Insider threats are particularly challenging to identify and interrupt while in progress, as users often launch them with privileged or even legitimate access to systems. WWS facilities can benefit from self-learning AI technologies that can understand ‘self’ for every user and device within an entire environment to detect and respond to unusual behaviors at their earliest stages – no matter who is responsible for the activity or what their intentions may be.
Ransomware
The attacks detailed in the report include multiple ransomware attacks over the past few years against WWS facilities spanning the entire continent, including attacks on facilities in California, Maine, Nevada and New Jersey that were all ransomware of known and unknown varieties.
When it comes to thwarting ransomware, the main challenge is the speed at which the entire cyber-ecosystems can become locked down. Here, the key to stopping ransomware in its tracks is to leverage a defensive technology that can respond at machine speed. WWS facilities can employ autonomous response technology that leverages self-learning AI to take a surgically precise response to an emerging incident – neutralizing only the malicious behavior while allowing legitimate activity to continue to flow freely.
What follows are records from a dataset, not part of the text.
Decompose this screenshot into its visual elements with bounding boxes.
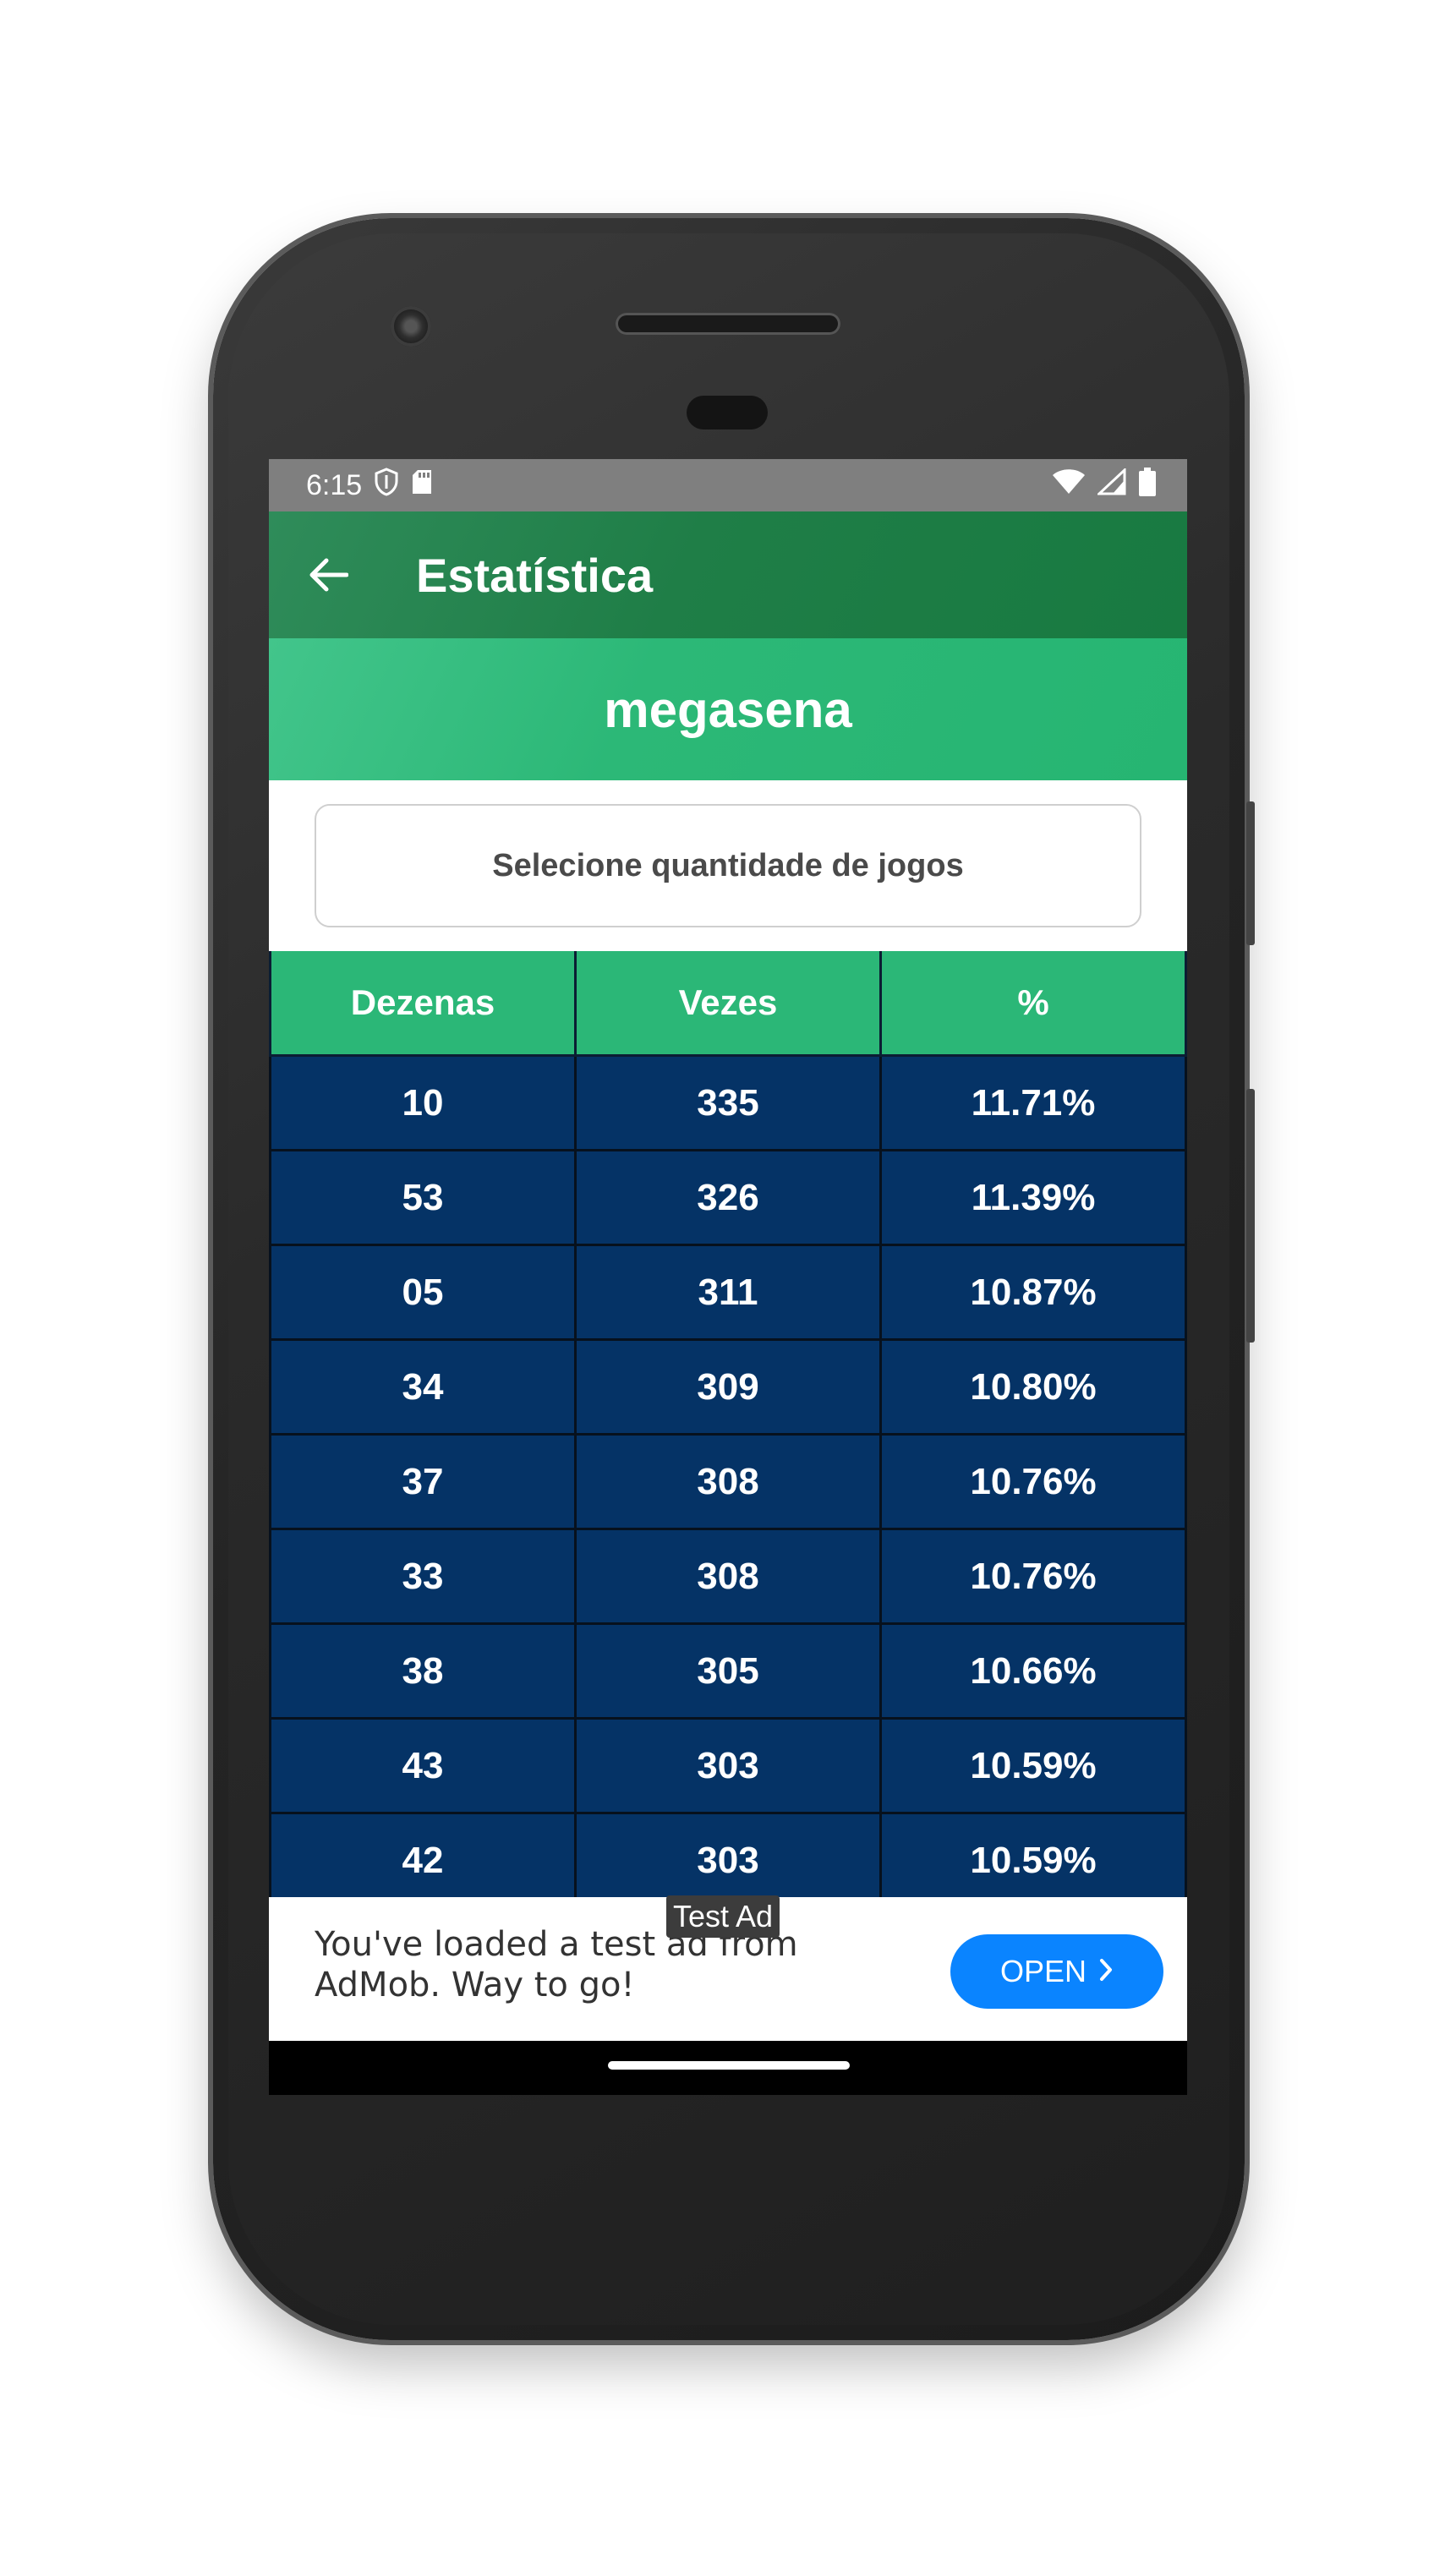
- wifi-icon: [1052, 468, 1086, 503]
- cell-vezes: 326: [574, 1149, 882, 1246]
- cell-percent: 11.71%: [879, 1054, 1187, 1151]
- cell-percent: 10.59%: [879, 1717, 1187, 1814]
- signal-icon: [1096, 467, 1126, 503]
- status-bar: 6:15: [269, 459, 1187, 511]
- table-row: 42 303 10.59%: [269, 1812, 1187, 1909]
- chevron-right-icon: [1098, 1954, 1114, 1989]
- cell-percent: 10.76%: [879, 1433, 1187, 1530]
- ad-message-line2: AdMob. Way to go!: [315, 1966, 635, 2004]
- proximity-sensor: [687, 396, 768, 429]
- table-row: 53 326 11.39%: [269, 1149, 1187, 1246]
- cell-percent: 10.80%: [879, 1338, 1187, 1436]
- cell-dezena: 38: [269, 1622, 577, 1720]
- earpiece-speaker: [616, 313, 840, 335]
- cell-vezes: 303: [574, 1717, 882, 1814]
- battery-icon: [1138, 467, 1157, 504]
- test-ad-label: Test Ad: [666, 1895, 780, 1938]
- navigation-bar: [269, 2041, 1187, 2095]
- volume-button: [1246, 1089, 1255, 1343]
- table-row: 38 305 10.66%: [269, 1622, 1187, 1720]
- column-header-percent: %: [879, 951, 1187, 1057]
- cell-vezes: 335: [574, 1054, 882, 1151]
- selector-container: Selecione quantidade de jogos: [269, 780, 1187, 951]
- cell-dezena: 53: [269, 1149, 577, 1246]
- cell-dezena: 05: [269, 1244, 577, 1341]
- sd-card-icon: [411, 468, 433, 503]
- table-row: 33 308 10.76%: [269, 1528, 1187, 1625]
- cell-dezena: 33: [269, 1528, 577, 1625]
- cell-percent: 11.39%: [879, 1149, 1187, 1246]
- cell-percent: 10.59%: [879, 1812, 1187, 1909]
- ad-open-button[interactable]: OPEN: [950, 1934, 1163, 2009]
- cell-percent: 10.76%: [879, 1528, 1187, 1625]
- table-row: 05 311 10.87%: [269, 1244, 1187, 1341]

The CISA advisory also foregrounds tactics, techniques and procedures (TTPs) commonly used against WWS, ranging from spearphishing to attacks exploiting outdated operating systems and software to attacks exploiting vulnerable control system firmware versions.
IT-OT Convergence
It is crucial to note that these attacks range from those compromising IT to those directly targeting OT. And regardless of the initial point of entry – be it unsecured remote access or a decades-old programmable logic controller (PLC) – attackers can often easily pivot from IT to OT, and vice versa, due to both known and unknown points of convergence. Indeed, the advisory stresses that organizations with integrated IT and OT systems are more at risk for attacks “either purposefully or inadvertently.”
An employee thoughtlessly clicking on a malicious link in a scam email can inadvertently lead to an attacker disrupting the integrity of drinking water, or spilling sewage into public spaces, as the attacker pivots across the cyber-ecosystem from corporate laptops to PLCs.
To avoid these types of disasters, we need unified protection of IT and OT. Putting OT cybersecurity into its own silo is no longer a viable solution.
Today’s cyber-ecosystems are highly complex, and attacks can move at breakneck speeds. Slapping two entirely different security tools under the same user interface is not enough, nor is creating partnerships between IT and OT security teams. These approaches will create blind spots and friction across discrete organizations and technologies. Instead, we need a single technology that can form a holistic understanding of IT and OT to create a complete picture of the entire ecosystem and respond as soon as an attack occurs.
Self-learning AI provides truly unified protection of IT and OT systems, using the same core technology driven by advanced mathematics to seamlessly protect organizations and respond to threats no matter where or when they occur. Indeed, it has repeatedly thwarted emerging attacks against WWS facilities across the U.S. and abroad.
The U.S.’s WWS facilities deserve the most sophisticated defense the market offers. CISA’s advisory should serve as a wake-up call that these threats are ongoing. And that they will be costly if not dealt with in full.